Somehow the artist captured a quiet moment of idealism and grace on his face. He seems to not want for anything, especially cereal. He looks complete and calm, and I don't know why he is just sitting there with the Munch. He seems interested in something in the distance, or maybe in the miasma of his personal contemplations--he is unemotional but very present.
This nurse uniform went up in flames faster than anything I have ever burned. I would be wary of wearing this outfit to work. It was lit up and gone in about five seconds. It also smelled like bleach, and the Parmesan cheese and Gorilla Munch did not affect the aroma at all. I know that wearing scrubs is probably boring, but all these prints they have these days make people look like toddler clowns. The classic blue scrub is much classier and stately, deserving of respect. Also, this kitten print is intimidating because the kittens are all stoic and staring.
Burn Assemblage #4
SPAM, Homies, tampons, Eazy Cheese.
This was the dumbest assemblage. After the first three burns, chemical inhalation probably lead to this creation. I am feeling bereft—now I don't have any tampons, and I miss those Homies.
However, this was by far the most beautiful assemblage after it had a chance to burn for a while; the tampons began to wither and sway like Dicentra flowers as they slowly died.
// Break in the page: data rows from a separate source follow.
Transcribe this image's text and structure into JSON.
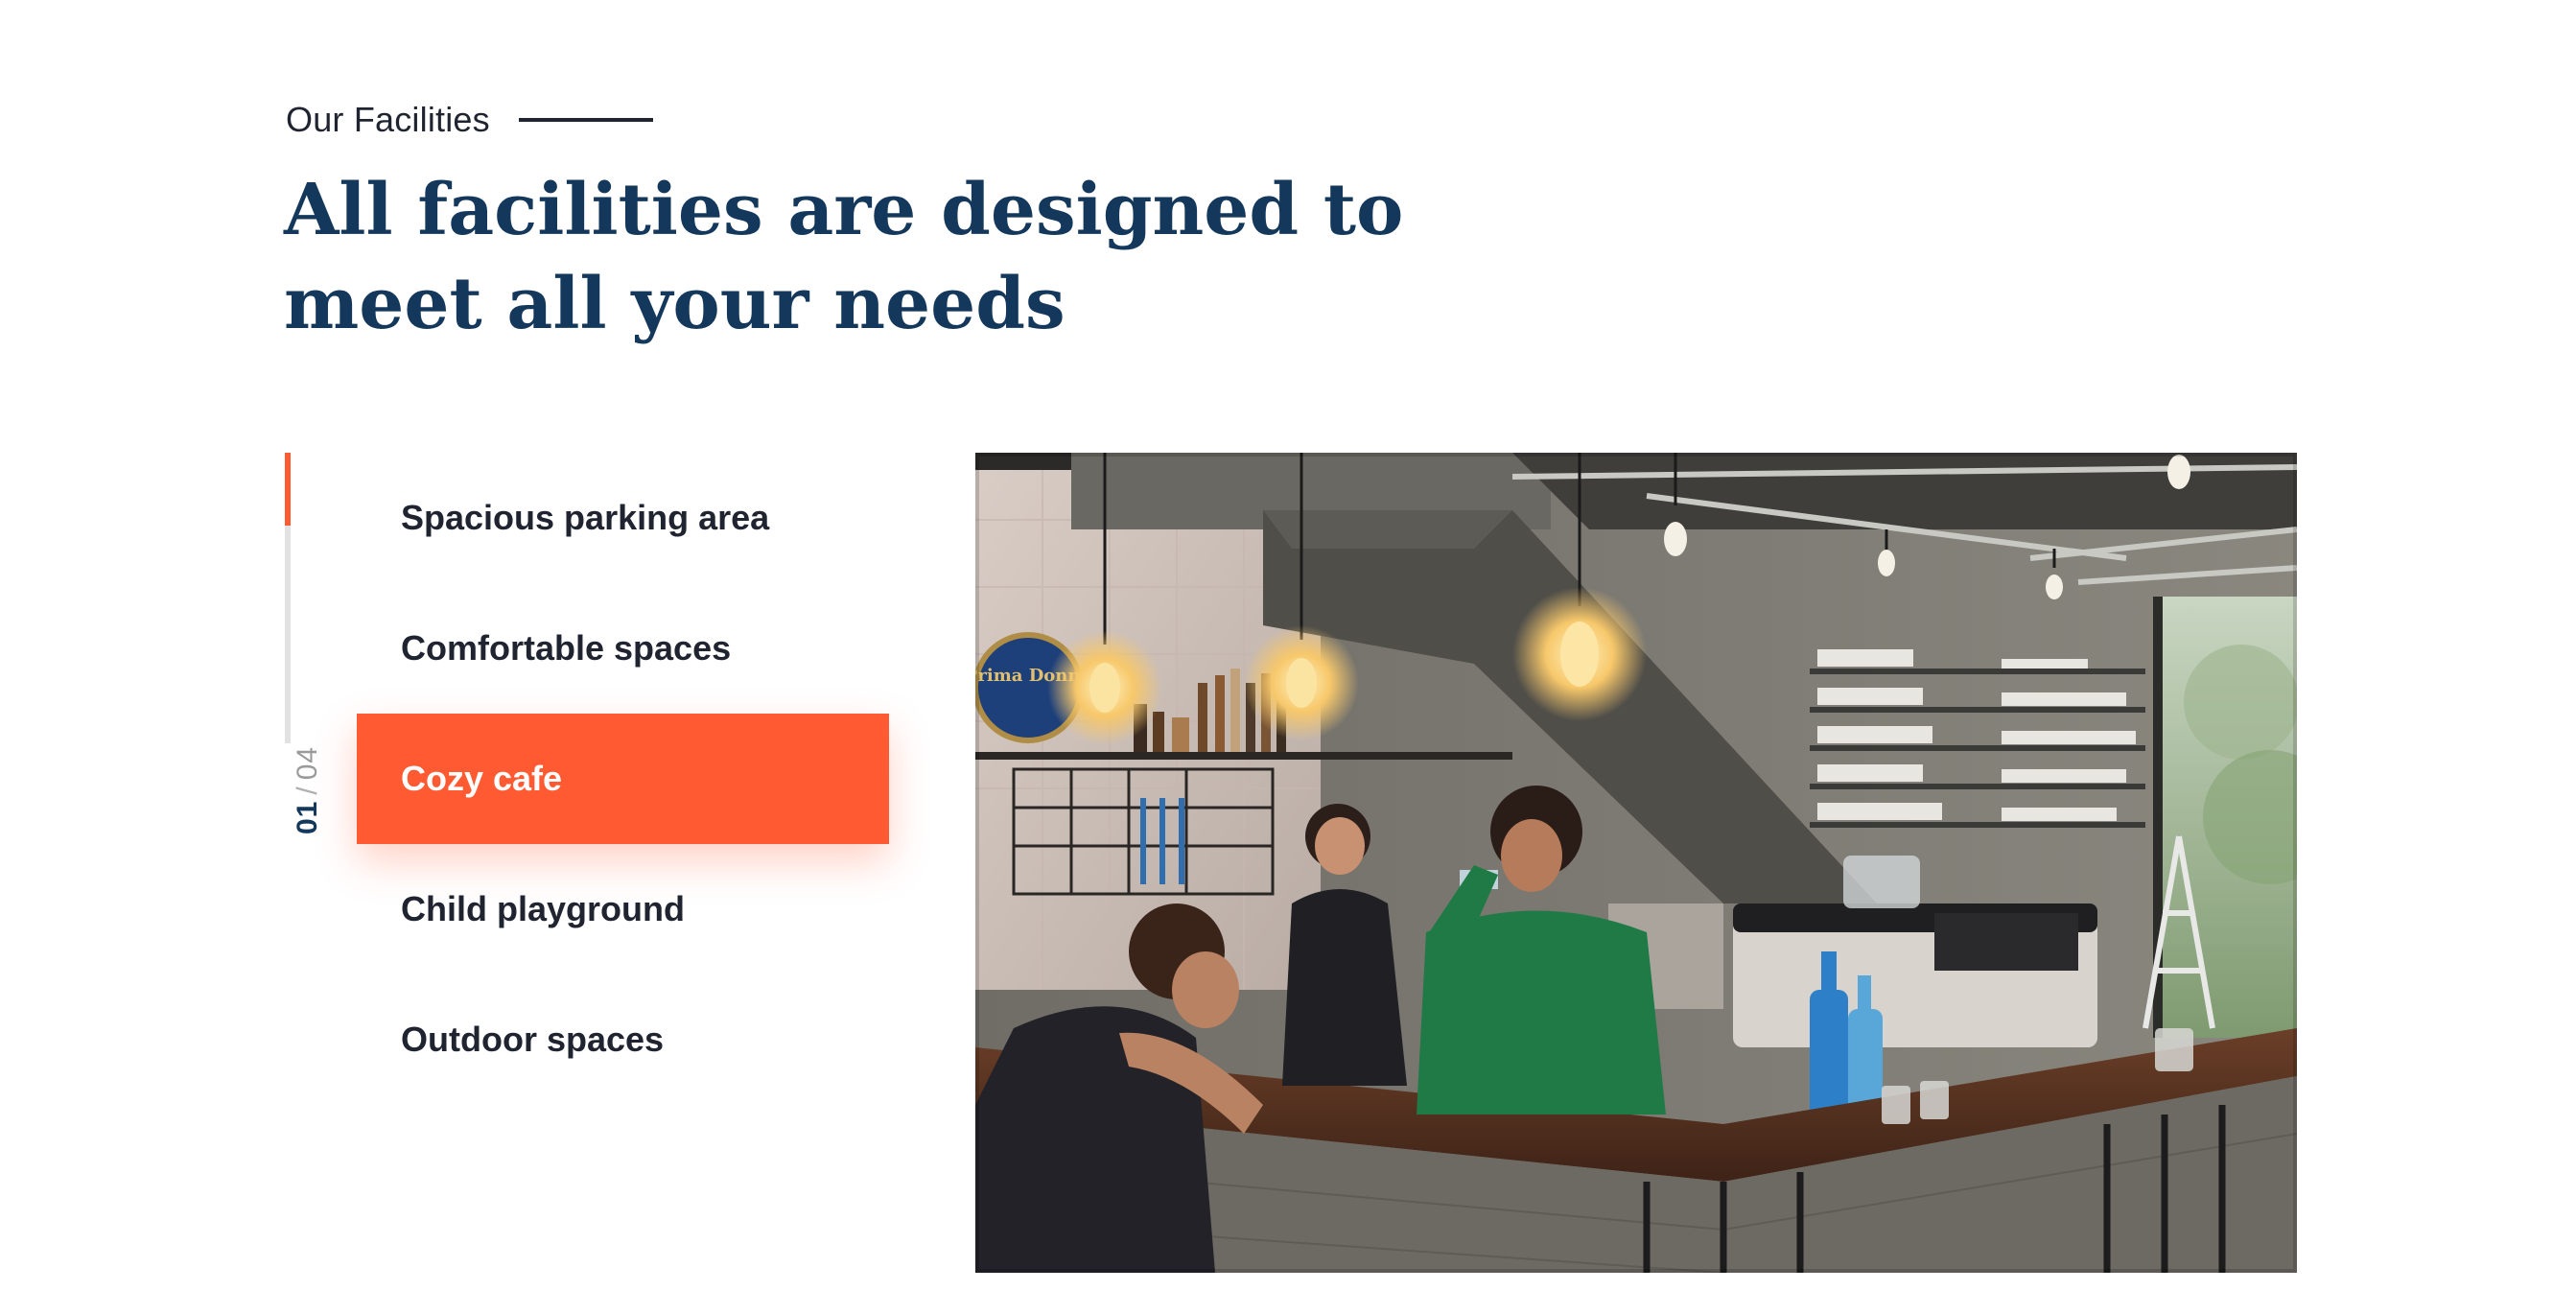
{
  "section": {
    "eyebrow": "Our Facilities",
    "headline": "All facilities are designed to meet all your needs"
  },
  "facilities": {
    "current_index": "01",
    "separator": "/",
    "total": "04",
    "progress_fraction": 0.25,
    "items": [
      {
        "label": "Spacious parking area",
        "active": false
      },
      {
        "label": "Comfortable spaces",
        "active": false
      },
      {
        "label": "Cozy cafe",
        "active": true
      },
      {
        "label": "Child playground",
        "active": false
      },
      {
        "label": "Outdoor spaces",
        "active": false
      }
    ]
  },
  "photo": {
    "subject": "cafe-interior-photo",
    "sign_text": "Prima Donna"
  },
  "colors": {
    "accent": "#ff5a32",
    "heading": "#14385c",
    "text": "#1f2430",
    "track": "#e2e2e2"
  }
}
It was the only assemblage that looked better after it was on fire.
Burn Assemblage #5
WHAM record and KLF record, each stuffed with marshmallows.
The incentive was basically to make marshmallow goo pockets. They bubbled and burst a bit through George Michael's face, and that was a tiny thrill, but basically a dud.
At this point, I was craving for something to explode.
Burn Assemblage #6
Care Bear bubble bath, Pop Rocks, cocktail wieners, Peeps with human hair wigs.
I was excited for this because I hypothesized that the chemicals in the nasty bubble bath and Pop Rocks would detonate, sending the wieners and marshmallow Peeps with wigs soaring upwards into the sky.
The Peeps did somehow fly off and the wieners tumbled, but nothing exploded. Burn activity was marginal. It didn't really take to the flame. The aroma was least noxious of all, more like a stewardess standing in a new clean deli.
For dessert I craved violence. So, I tossed some Strawberry Crush, Grape-Acai Crunk, and the Eazy Cheese canister into the flames and ran! The Eazy Cheese totally exploded and incinerated itself with no trace. It was super loud and satisfying. The Crunk and the Crush each made a tiny pop sound and died.
How do I feel after the ritual burn? To be honest, headachey, with underlying constant nausea. My lungs feel wrapped in brown Saran Wrap with mucous nodules, my skin looks blue-ish, and I don’t feel very smart. So take that Corporate America, I'd rather kill myself than let you people handle it. Mountaineers will always be free!